O shofar, instrumento de sopro criado com o chifre de um animal, é um dos ícones da religião judaica, mas curiosamente só entrou na liturgia depois da diáspora, impulsionado pela iconografia cristã.
“A palavra shofar aparece 72 vezes no Antigo Testamento bíblico, mas sempre em contextos como batalhas, coroações, ocasiões especiais e desastres”, disse à Agência Efe Phillip Vukosavovic, curador de uma mostra sobre o instrumento, exposta no Museu dos Povos da Bíblia até fevereiro. “Mas em uma única ocasião é possível atribuir à peça uma conotação religiosa: no ano do Jubileu (Yovel, a cada 50 anos)”, acrescenta.
Nas traduções da Bíblia hebraica, o shofar é normalmente citado como uma “trombeta”, apesar de estar longe de ser ou sequer parecer com uma, além de ser muito anterior.
Instrumento milenar, o chifre era comum no campo de batalha dos povos do Alto Mediterrâneo e Mesopotâmia, mas só o povo judeu manteve seu uso de maneira ininterrupta.

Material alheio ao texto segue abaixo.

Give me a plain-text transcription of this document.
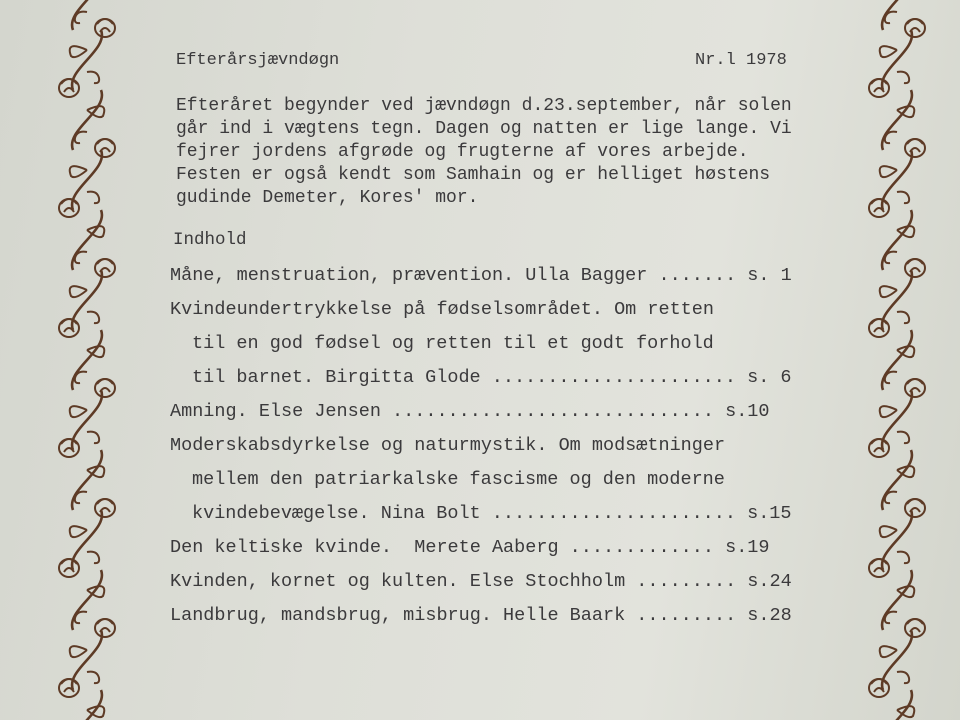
Efterårsjævndøgn	Nr.l 1978
Efteråret begynder ved jævndøgn d.23.september, når solen
går ind i vægtens tegn. Dagen og natten er lige lange. Vi
fejrer jordens afgrøde og frugterne af vores arbejde.
Festen er også kendt som Samhain og er helliget høstens
gudinde Demeter, Kores' mor.
Indhold
Måne, menstruation, prævention. Ulla Bagger ....... s. 1
Kvindeundertrykkelse på fødselsområdet. Om retten
til en god fødsel og retten til et godt forhold
til barnet. Birgitta Glode ...................... s. 6
Amning. Else Jensen ............................. s.10
Moderskabsdyrkelse og naturmystik. Om modsætninger
mellem den patriarkalske fascisme og den moderne
kvindebevægelse. Nina Bolt ...................... s.15
Den keltiske kvinde.  Merete Aaberg ............. s.19
Kvinden, kornet og kulten. Else Stochholm ......... s.24
Landbrug, mandsbrug, misbrug. Helle Baark ......... s.28
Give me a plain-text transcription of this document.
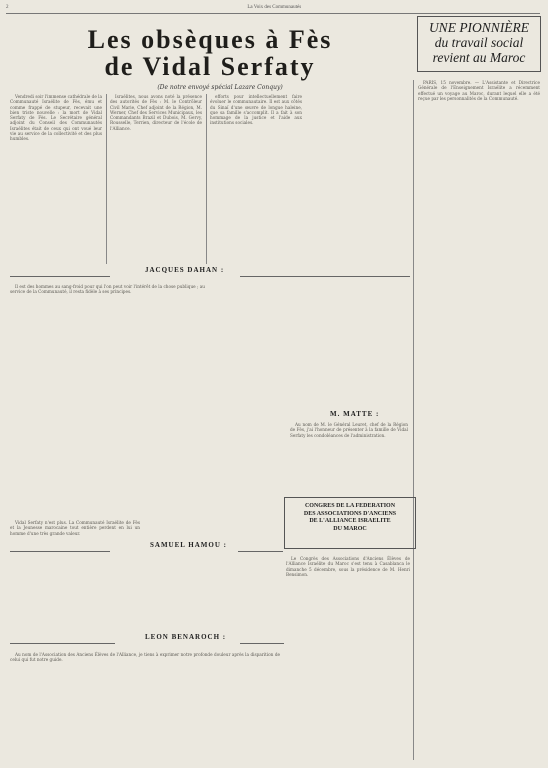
2	La Voix des Communautés
Les obsèques à Fès
de Vidal Serfaty
(De notre envoyé spécial Lazare Conquy)
UNE PIONNIÈRE
du travail social
revient au Maroc

Vendredi soir l'immense cathédrale de la Communauté Israélite de Fès, ému et comme frappé de stupeur, recevait une bien triste nouvelle : la mort de Vidal Serfaty de Fès. Le Secrétaire général adjoint du Conseil des Communautés Israélites était de ceux qui ont voué leur vie au service de la collectivité et des plus humbles.

Israélites, nous avons noté la présence des autorités de Fès : M. le Contrôleur Civil Marie, Chef adjoint de la Région, M. Werner, Chef des Services Municipaux, les Commandants Brazil et Dubois, M. Gervy, Rousselle, Terrien, directeur de l'école de l'Alliance.

efforts pour intellectuellement faire évoluer le communautaire. Il est aux côtés du Sinaï d'une œuvre de longue haleine, que sa famille s'accomplit. Il a fait à son hommage de la justice et l'aide aux institutions sociales.

PARIS, 15 novembre. — L'Assistante et Directrice Générale de l'Enseignement Israélite a récemment effectué un voyage au Maroc, durant lequel elle a été reçue par les personnalités de la Communauté.

JACQUES DAHAN :

Il est des hommes au sang-froid pour qui l'on peut voir l'intérêt de la chose publique ; au service de la Communauté, il resta fidèle à ses principes.

SAMUEL HAMOU :

Vidal Serfaty n'est plus. La Communauté Israélite de Fès et la Jeunesse marocaine tout entière perdent en lui un homme d'une très grande valeur.

LEON BENAROCH :

Au nom de l'Association des Anciens Élèves de l'Alliance, je tiens à exprimer notre profonde douleur après la disparition de celui qui fut notre guide.

M. MATTE :

Au nom de M. le Général Leuret, chef de la Région de Fès, j'ai l'honneur de présenter à la famille de Vidal Serfaty les condoléances de l'administration.

CONGRES DE LA FEDERATION
DES ASSOCIATIONS D'ANCIENS
DE L'ALLIANCE ISRAELITE
DU MAROC

Le Congrès des Associations d'Anciens Élèves de l'Alliance Israélite du Maroc s'est tenu à Casablanca le dimanche 5 décembre, sous la présidence de M. Henri Bensimon.
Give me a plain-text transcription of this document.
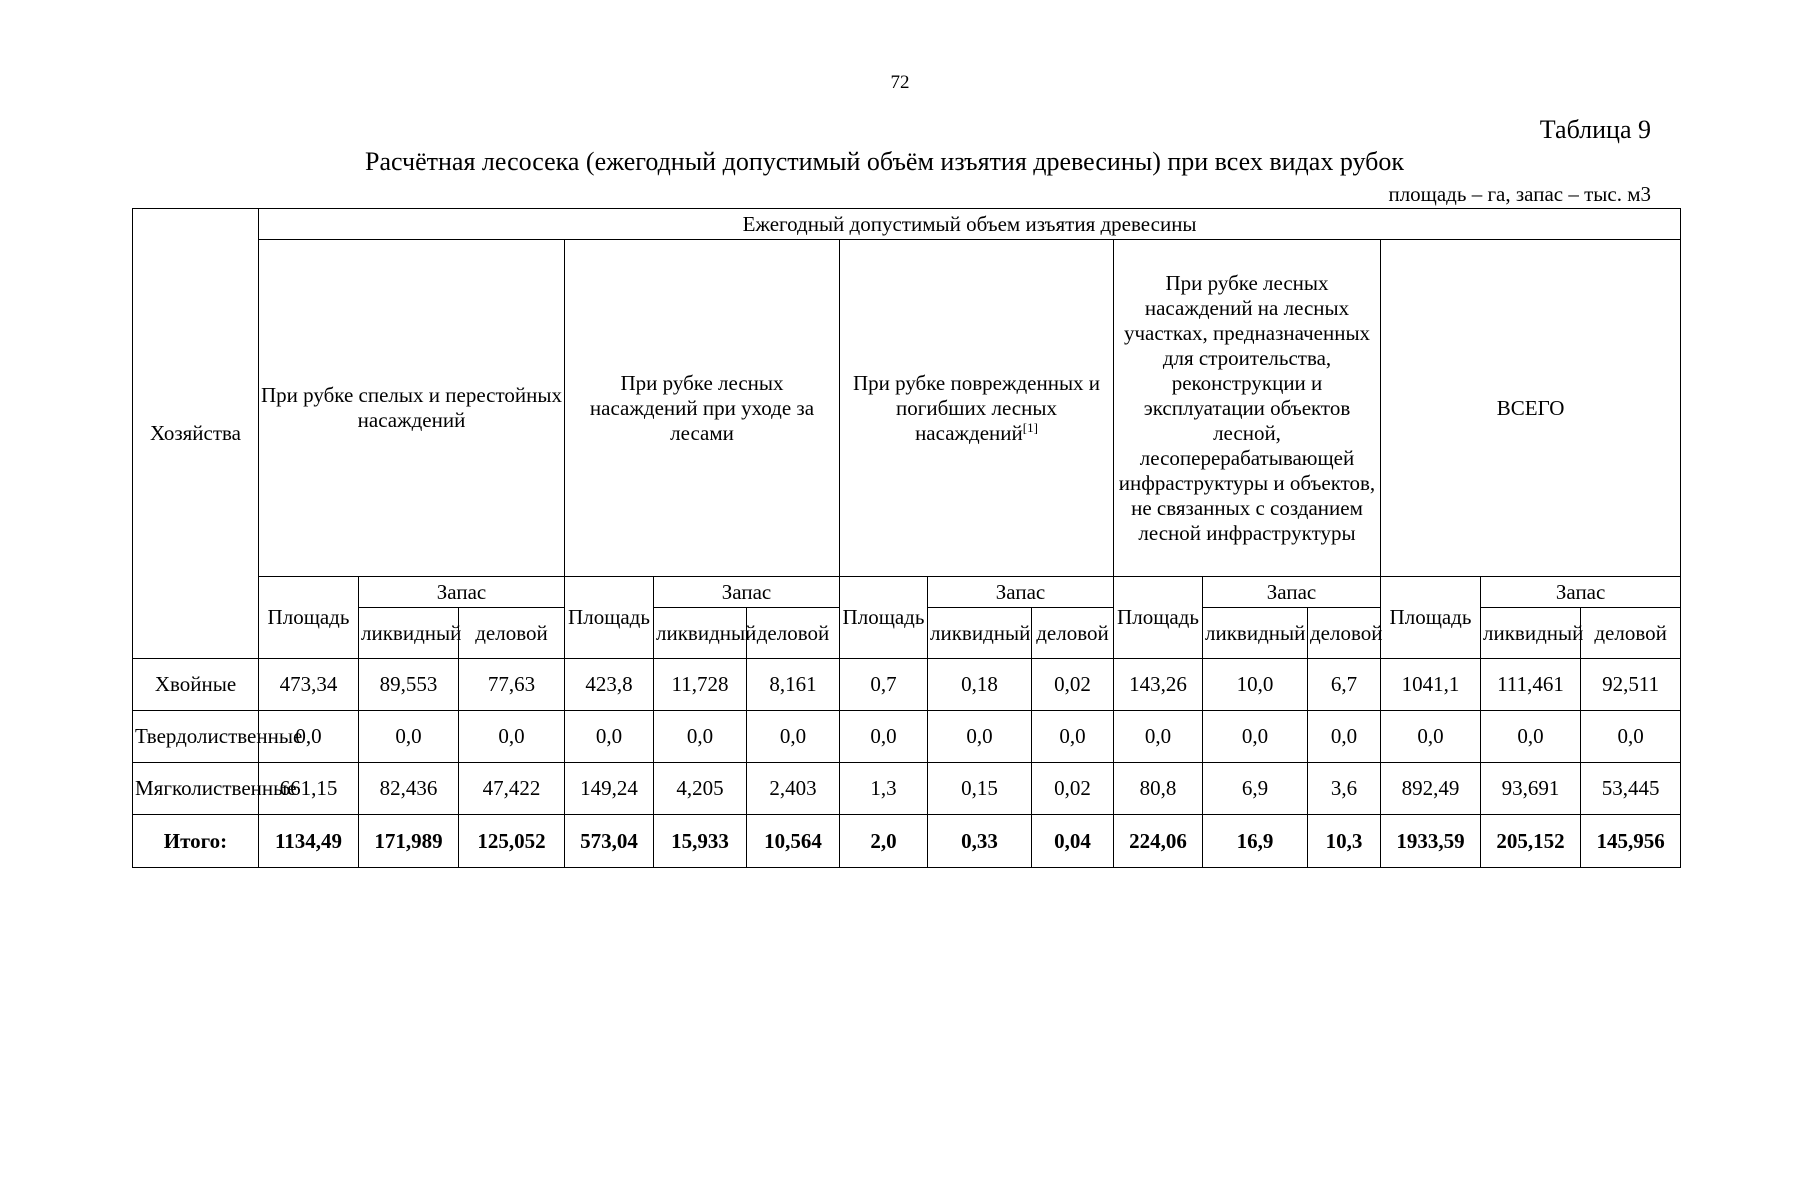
72
Таблица 9
Расчётная лесосека (ежегодный допустимый объём изъятия древесины) при всех видах рубок
площадь – га, запас – тыс. м3
Хозяйства	Ежегодный допустимый объем изъятия древесины														
	При рубке спелых и перестойных насаждений			При рубке лесных насаждений при уходе за лесами			При рубке поврежденных и погибших лесных насаждений[1]			При рубке лесных насаждений на лесных участках, предназначенных для строительства, реконструкции и эксплуатации объектов лесной, лесоперерабатывающей инфраструктуры и объектов, не связанных с созданием лесной инфраструктуры			ВСЕГО		
	Площадь	Запас		Площадь	Запас		Площадь	Запас		Площадь	Запас		Площадь	Запас	
		ликвидный	деловой		ликвидный	деловой		ликвидный	деловой		ликвидный	деловой		ликвидный	деловой
Хвойные	473,34	89,553	77,63	423,8	11,728	8,161	0,7	0,18	0,02	143,26	10,0	6,7	1041,1	111,461	92,511
Твердолиственные	0,0	0,0	0,0	0,0	0,0	0,0	0,0	0,0	0,0	0,0	0,0	0,0	0,0	0,0	0,0
Мягколиственные	661,15	82,436	47,422	149,24	4,205	2,403	1,3	0,15	0,02	80,8	6,9	3,6	892,49	93,691	53,445
Итого:	1134,49	171,989	125,052	573,04	15,933	10,564	2,0	0,33	0,04	224,06	16,9	10,3	1933,59	205,152	145,956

“Shofar” é na realidade o nome que os hebreus davam para o chifre animal, cuja massa óssea pudesse ser extraída facilmente de sua camada queratinosa. Segundo uma das responsáveis pela mostra, Noa Kremer, a exposição aborda dois aspectos, sendo um deles a origem histórica do chifre ritual e seu processo de produção. Ao contrário das crenças, esse chifre não deve ser de um animal puro, o “kosher”, obedecendo às leis judaicas, mas sim de um tipo específico de chifre oco.
Existem mais de 100 animais que podem prover esse tipo de chifre, de maneira que cada povo pode extraí-lo das espécies mais comuns em sua região. Os judeus marroquinos, por exemplo, os encontram nos carneiros, já os iemenitas, nos antílopes africanos.
“O segundo aspecto da mostra é o caráter histórico, ou seja, o shofar como testemunha da história e de todos os eventos importantes para o povo judeu, alegres e tristes”, explicou Noa.
Hoje, o chifre ritualístico pode ser encontrado facilmente em lojas de souvenir do moderno Estado de Israel, sendo utilizado em momentos importantes do país, como na eleição de um novo presidente, mas nem sempre foi assim. Historicamente, o uso do shofar era restrito às sinagogas apenas nos dois dias mais sagrados do calendário judeu: o Ano Novo (Rosh Hashaná) e o Dia do Perdão (Yom Kipur).
A Bíblia se refere às datas como “Yom Truá”, mas em suas meticulosas descrições não falam em nenhum momento sobre instrumentos como o shofar.
“Tratava-se de um instrumento utilizado principalmente para eventos seculares, se transformou em utensílio religioso apenas com o início da diáspora (quando os romanos expulsaram os judeus durante o século I d.C)”, explicou a historiadora, que atribui o seu novo uso ao desenvolvimento do cristianismo como religião no Império Romano.
“Assim como o cristianismo se apropriou de símbolos pagãos para se estabelecer como religião, o judaísmo fez o mesmo”, comentou ao apontar para duas velas da exposição, tendo uma delas uma cruz e a outra um shofar.
O resto foi obra dos exegetas e rabinos que compilaram e analisaram o Talmude (conjunto de códigos de ética rabínica) nos séculos seguintes à destruição do Templo de Jerusalém (70 d.C.), que concederam ao instrumento seu atual uso religioso nas sinagogas nessas duas jornadas sagradas.
Apenas em 1948, com a criação do Estado de Israel, o shofar voltou a recuperar, em parte, seu uso em cerimônias de estado, uma prática quase regularizada desde que em 1967 o então rabino militar Shlomo Goren o tocou em frente ao Muro das Lamentações, no fim da Guerra dos Seis Dias.
Nem todos os shofares são próprios para o uso religioso, porque as exigências para este fim são mais rigorosas e os artesãos responsáveis por sua produção se inspiram em detalhistas tradições centenárias que não revelaram nem aos especialistas do museu.